En 1973, Céleste Albaret a 82 ans. Pour la première fois, elle confie ses souvenirs à Georges Belmont. Elle avait toujours refusé les interviews, l'oeuvre de Proust se suffisant à elle-même pensait-elle. Mais une fois partie, qui d'autre resterait pour contredire tout ce qui a pu être écrit de faux sur cet homme qu'elle a énormément admiré et aimé - en tout bien tout honneur- ? "Mais aujourd'hui, avant de quitter à mon tour ce monde, l'idée qu'il puisse subsister un doute et un mensonge sur tout ce que j'ai vu et qui est la vérité, m'est devenue si intolérable que je voudrais qu'il soit dit, une fois pour toutes que les pages qui vont suivre, notamment, sont l'exacte véracité de ma mémoire, et que j'ai suffisamment réexaminé, contrôlé et revérifié les faits dans mon souvenir pour avoir la certitude de ma fidélité absolue à la réalité de ce qui fut. C'est un testament que j'écris ici, non pas un témoignage."

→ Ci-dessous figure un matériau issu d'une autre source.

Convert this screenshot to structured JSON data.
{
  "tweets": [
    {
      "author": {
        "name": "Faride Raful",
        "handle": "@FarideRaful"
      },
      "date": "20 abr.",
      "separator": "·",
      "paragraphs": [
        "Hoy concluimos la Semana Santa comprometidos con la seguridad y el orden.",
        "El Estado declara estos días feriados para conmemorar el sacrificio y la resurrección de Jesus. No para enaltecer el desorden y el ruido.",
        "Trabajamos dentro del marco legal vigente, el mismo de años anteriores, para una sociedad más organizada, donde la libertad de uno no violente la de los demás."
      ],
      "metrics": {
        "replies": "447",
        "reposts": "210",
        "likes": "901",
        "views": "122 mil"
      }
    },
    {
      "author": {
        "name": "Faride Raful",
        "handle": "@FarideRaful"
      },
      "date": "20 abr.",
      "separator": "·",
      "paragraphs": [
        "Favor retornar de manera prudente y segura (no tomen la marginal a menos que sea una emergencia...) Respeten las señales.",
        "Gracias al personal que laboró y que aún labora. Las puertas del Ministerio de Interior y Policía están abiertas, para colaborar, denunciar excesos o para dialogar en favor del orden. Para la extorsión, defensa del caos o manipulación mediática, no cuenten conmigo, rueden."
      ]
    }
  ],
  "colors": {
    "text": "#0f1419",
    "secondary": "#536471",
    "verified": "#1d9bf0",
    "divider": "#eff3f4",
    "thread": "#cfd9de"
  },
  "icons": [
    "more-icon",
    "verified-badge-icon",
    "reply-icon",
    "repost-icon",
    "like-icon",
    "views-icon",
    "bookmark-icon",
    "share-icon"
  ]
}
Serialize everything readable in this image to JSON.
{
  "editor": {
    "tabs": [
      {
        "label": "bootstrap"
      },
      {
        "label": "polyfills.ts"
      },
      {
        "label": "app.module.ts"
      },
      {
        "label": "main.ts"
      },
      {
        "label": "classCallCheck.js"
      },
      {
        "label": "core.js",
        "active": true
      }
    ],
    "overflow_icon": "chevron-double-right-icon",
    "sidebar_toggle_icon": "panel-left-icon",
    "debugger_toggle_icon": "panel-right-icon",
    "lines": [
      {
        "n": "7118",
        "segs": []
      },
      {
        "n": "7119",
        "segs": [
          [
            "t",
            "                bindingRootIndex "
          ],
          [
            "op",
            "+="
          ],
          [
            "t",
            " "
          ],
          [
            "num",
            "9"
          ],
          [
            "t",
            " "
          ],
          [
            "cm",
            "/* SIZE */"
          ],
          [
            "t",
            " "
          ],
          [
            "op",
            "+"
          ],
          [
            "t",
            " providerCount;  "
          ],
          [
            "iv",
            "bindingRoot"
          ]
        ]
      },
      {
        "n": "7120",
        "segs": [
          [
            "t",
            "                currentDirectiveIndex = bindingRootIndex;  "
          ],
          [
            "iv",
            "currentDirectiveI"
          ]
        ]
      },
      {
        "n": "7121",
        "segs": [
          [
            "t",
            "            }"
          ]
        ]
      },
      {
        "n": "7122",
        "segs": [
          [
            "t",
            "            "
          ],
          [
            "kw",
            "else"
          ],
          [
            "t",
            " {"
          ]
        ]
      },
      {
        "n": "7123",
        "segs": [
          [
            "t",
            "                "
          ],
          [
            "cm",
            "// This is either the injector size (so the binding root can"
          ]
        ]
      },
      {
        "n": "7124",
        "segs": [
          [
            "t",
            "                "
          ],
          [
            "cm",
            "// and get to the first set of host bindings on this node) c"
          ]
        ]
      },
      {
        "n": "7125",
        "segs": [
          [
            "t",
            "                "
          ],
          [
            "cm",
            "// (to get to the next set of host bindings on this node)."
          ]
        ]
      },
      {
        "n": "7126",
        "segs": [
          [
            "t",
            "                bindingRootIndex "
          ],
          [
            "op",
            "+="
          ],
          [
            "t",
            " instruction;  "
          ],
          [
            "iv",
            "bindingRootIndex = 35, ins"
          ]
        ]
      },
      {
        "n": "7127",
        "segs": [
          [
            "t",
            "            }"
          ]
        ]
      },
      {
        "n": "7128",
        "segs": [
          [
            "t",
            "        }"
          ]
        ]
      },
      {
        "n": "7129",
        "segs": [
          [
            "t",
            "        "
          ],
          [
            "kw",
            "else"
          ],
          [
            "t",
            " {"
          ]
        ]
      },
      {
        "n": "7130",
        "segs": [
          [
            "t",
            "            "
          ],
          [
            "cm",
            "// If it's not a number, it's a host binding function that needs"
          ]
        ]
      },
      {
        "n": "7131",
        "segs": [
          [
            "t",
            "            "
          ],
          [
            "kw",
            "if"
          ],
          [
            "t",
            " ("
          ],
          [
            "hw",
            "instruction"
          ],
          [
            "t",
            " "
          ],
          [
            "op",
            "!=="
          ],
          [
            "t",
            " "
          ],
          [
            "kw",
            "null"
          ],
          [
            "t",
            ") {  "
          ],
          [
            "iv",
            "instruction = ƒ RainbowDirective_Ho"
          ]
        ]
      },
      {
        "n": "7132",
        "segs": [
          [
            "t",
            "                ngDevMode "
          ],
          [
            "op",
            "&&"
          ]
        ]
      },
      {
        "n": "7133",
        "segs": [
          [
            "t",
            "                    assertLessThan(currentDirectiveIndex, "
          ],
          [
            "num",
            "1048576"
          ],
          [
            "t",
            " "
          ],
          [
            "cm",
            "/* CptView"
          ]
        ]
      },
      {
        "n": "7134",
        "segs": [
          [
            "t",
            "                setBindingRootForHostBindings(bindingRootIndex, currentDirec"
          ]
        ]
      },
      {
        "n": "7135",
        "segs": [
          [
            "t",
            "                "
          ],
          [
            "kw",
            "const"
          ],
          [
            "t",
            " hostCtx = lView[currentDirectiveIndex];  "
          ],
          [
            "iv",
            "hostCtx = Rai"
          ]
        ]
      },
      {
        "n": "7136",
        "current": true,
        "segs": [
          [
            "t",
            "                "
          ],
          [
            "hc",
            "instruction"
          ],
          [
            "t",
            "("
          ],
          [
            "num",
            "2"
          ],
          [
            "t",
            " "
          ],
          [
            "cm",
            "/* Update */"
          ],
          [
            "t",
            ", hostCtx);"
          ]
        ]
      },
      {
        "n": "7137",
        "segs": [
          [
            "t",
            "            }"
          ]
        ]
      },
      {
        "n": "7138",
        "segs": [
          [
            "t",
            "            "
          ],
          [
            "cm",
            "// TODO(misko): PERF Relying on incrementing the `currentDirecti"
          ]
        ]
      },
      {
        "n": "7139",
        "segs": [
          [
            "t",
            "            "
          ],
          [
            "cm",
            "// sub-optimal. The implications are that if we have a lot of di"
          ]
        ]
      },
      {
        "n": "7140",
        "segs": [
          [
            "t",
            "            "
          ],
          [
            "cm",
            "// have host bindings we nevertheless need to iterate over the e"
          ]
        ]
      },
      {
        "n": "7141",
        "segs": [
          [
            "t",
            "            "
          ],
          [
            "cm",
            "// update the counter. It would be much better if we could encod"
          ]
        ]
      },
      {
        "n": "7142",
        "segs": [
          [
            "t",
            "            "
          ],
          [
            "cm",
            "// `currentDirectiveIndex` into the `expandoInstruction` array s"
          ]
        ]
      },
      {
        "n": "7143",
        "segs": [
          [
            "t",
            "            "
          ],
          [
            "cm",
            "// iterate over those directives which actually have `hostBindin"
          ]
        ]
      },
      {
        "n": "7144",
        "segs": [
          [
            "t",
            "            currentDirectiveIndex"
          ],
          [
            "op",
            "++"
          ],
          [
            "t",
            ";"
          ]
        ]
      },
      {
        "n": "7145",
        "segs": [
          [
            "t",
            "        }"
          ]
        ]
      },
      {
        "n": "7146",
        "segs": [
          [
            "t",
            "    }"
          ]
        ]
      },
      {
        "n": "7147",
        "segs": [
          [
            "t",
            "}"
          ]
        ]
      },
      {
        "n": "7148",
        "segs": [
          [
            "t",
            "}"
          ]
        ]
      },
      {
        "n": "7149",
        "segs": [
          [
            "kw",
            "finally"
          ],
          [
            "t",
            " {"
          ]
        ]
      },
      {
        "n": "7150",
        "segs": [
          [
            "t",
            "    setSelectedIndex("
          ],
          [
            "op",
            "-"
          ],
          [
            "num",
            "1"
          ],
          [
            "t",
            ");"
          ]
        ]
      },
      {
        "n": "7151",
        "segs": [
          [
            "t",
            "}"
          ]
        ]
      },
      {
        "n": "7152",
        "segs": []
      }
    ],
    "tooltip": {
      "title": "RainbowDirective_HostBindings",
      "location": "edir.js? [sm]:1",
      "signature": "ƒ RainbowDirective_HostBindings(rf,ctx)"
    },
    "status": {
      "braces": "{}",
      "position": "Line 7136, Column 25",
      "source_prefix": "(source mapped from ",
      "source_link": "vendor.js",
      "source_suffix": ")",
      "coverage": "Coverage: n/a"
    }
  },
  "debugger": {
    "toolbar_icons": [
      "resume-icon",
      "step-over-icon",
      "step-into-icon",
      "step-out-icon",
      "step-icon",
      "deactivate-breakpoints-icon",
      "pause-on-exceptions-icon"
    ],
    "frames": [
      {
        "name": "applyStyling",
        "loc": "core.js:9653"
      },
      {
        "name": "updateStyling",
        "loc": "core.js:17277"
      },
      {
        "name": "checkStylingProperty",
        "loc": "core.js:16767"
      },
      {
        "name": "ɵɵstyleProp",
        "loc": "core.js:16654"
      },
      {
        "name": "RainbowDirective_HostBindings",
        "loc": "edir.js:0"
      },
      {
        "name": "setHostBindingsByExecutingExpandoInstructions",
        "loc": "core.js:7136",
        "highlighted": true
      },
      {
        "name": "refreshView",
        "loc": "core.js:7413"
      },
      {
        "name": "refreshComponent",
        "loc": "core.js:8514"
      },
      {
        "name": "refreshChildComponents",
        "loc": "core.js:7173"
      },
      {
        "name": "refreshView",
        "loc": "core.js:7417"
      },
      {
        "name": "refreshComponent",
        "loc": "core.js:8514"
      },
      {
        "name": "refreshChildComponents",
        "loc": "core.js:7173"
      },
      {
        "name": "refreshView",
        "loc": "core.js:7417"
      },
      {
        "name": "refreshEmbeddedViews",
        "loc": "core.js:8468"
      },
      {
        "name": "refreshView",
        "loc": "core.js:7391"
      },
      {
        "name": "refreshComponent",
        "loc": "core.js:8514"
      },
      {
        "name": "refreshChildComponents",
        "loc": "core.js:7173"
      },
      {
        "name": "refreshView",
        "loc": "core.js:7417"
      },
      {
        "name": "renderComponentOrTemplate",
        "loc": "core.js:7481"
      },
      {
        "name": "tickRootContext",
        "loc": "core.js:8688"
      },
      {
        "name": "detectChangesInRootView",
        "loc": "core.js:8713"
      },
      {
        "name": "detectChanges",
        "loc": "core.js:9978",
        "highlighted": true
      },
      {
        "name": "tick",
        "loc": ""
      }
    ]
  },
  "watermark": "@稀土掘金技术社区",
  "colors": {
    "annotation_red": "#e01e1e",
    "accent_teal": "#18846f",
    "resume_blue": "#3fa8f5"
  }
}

Rien ne prédestinait cette fille de meunier de Lozère à devenir la personne la plus proche de Marcel Proust pour ses huit dernières années, au moment où il a écrit le plus gros de son Oeuvre. Malgré tout ce qui les séparait, une complicité et une alchimie se sont mises en place, sans qu'aucun ne déroge à la sienne. Peu à peu, Céleste est devenue les jambes de Marcel, qui quittait rarement son lit, puis son ombre. Ce dévouement extraordinaire est difficile à concevoir de nos jours: comment une jeune femme, mariée depuis peu, en vient à vivre la nuit, à dormir peu, pour servir un malade qui ne vivait que de café au lait? Céleste ne l'explique pas. Elle le considérait comme un grand seigneur dont l'humanité l'avait profondément séduite. Même son époux qui était taxi à Paris jusqu'à la mort de l'écrivain a changé de métier lorsqu'elle est survenue: Proust était celui qui l'aidait à supporter ses autres clients. Ce témoignage nous raconte donc un homme avant de nous parler de l'écrivain: ce n'est pas avec du côté de chez Swann que Marcel Proust se faisait aimer des "petites gens".
Bien sûr, j'ai été ravie de voir les personnes qui ont inspiré les personnages-clés de la Recherche du point de vue de Céleste Albaret. Mais j'ai surtout été frappée de constater à quel point la poursuite de son Oeuvre a complètement modelé l'écrivain et les relations qu'il avait avec les autres : le jeune dandy dont on a l'image -et qui fait que Gide a rejeté son manuscrit sans même le lire- était déjà en train d'enquêter sur un monde dont il pressentait la fin. Son père, le professeur Adrien Proust, lui reprochait ses mondanités, ne comprenant pas cette frivolité. Pourtant, le récit de ses huit dernières années montre à quel point "le petit Marcel" était un homme acharné au travail. Jusqu'à en mourir.
Un livre à lire pour tous les amoureux de Proust.